If these allegations can be fairly construed as stating that Baine agreed to sell to or buy from Foster cotton to be deliv*883ered in the future, or vice versa, and that neither party at any time ever intended to make actual delivery or receipt, I should agree with my brother Smith that the counterclaim set forth an invalid gambling contract which would fall within the purview of our own statute, and would justify a recovery or offset by defendant. (See Penal Law, §§ 994, 995; Causidiere v. Beers, 1 Abb. Ct. App. Dec. 333.)
I do not, however, so read the counterclaim. The pleader either by inadvertence or by intention (it is difficult to say which) has avoided alleging in plain language that Raine and Foster were engaged' in buying and selling cotton futures to each other as opposing parties in contracts for sale and purchase. The allegation is that they were "engaged in certain transactions * * * with reference to the purchase and sale of alleged contracts for the future delivery of cotton.” This may mean many things besides the relation of purchaser and seller. The pleader should plainly and without indirection allege just what the relation was between Raine and Foster with reference to the dealing in cotton futures. As the pleading is drawn Foster may or may not be liable to repay the money said to have been lost by Raine, at common law or even under the Tennessee statute.

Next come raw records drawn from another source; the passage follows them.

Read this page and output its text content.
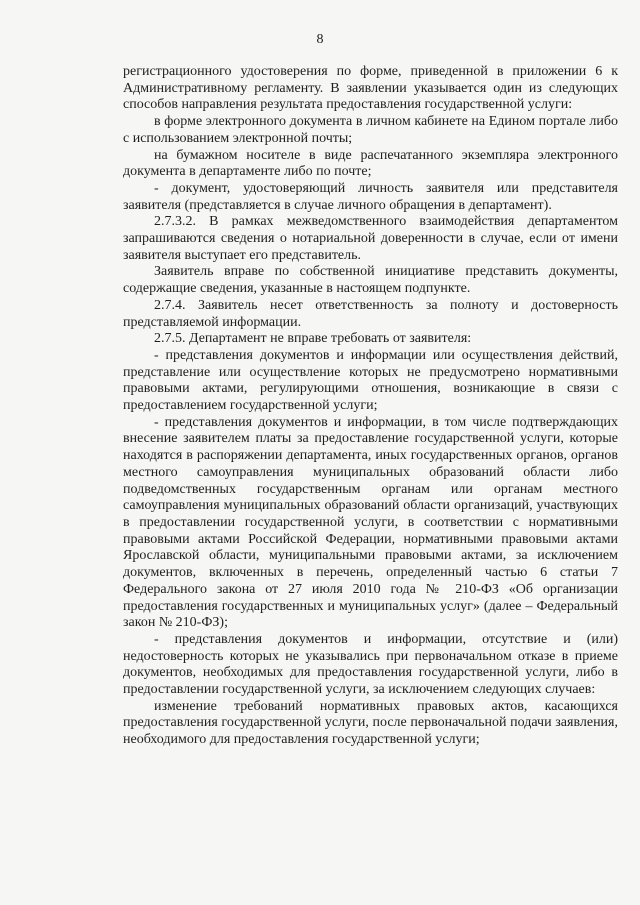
8

регистрационного удостоверения по форме, приведенной в приложении 6 к Административному регламенту. В заявлении указывается один из следующих способов направления результата предоставления государственной услуги:

в форме электронного документа в личном кабинете на Едином портале либо с использованием электронной почты;

на бумажном носителе в виде распечатанного экземпляра электронного документа в департаменте либо по почте;

- документ, удостоверяющий личность заявителя или представителя заявителя (представляется в случае личного обращения в департамент).

2.7.3.2. В рамках межведомственного взаимодействия департаментом запрашиваются сведения о нотариальной доверенности в случае, если от имени заявителя выступает его представитель.

Заявитель вправе по собственной инициативе представить документы, содержащие сведения, указанные в настоящем подпункте.

2.7.4. Заявитель несет ответственность за полноту и достоверность представляемой информации.

2.7.5. Департамент не вправе требовать от заявителя:

- представления документов и информации или осуществления действий, представление или осуществление которых не предусмотрено нормативными правовыми актами, регулирующими отношения, возникающие в связи с предоставлением государственной услуги;

- представления документов и информации, в том числе подтверждающих внесение заявителем платы за предоставление государственной услуги, которые находятся в распоряжении департамента, иных государственных органов, органов местного самоуправления муниципальных образований области либо подведомственных государственным органам или органам местного самоуправления муниципальных образований области организаций, участвующих в предоставлении государственной услуги, в соответствии с нормативными правовыми актами Российской Федерации, нормативными правовыми актами Ярославской области, муниципальными правовыми актами, за исключением документов, включенных в перечень, определенный частью 6 статьи 7 Федерального закона от 27 июля 2010 года № 210-ФЗ «Об организации предоставления государственных и муниципальных услуг» (далее – Федеральный закон № 210-ФЗ);

- представления документов и информации, отсутствие и (или) недостоверность которых не указывались при первоначальном отказе в приеме документов, необходимых для предоставления государственной услуги, либо в предоставлении государственной услуги, за исключением следующих случаев:

изменение требований нормативных правовых актов, касающихся предоставления государственной услуги, после первоначальной подачи заявления, необходимого для предоставления государственной услуги;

The second counterclaim alleges knowledge on Foster’s part of the diversion of the defendant’s money by Raine, and is for that-reason sufficient.
The order appealed from is, therefore, so modified as to sustain the demurrer to the first counterclaim and to overrule the demurrer to the second counterclaim, without costs to either party in this court, and with leave to the defendant to amend its answer within twenty days.
Ingraham, P. J., and Clarke, J., concurred; Smith and McLaughlin, JJ., dissented in part.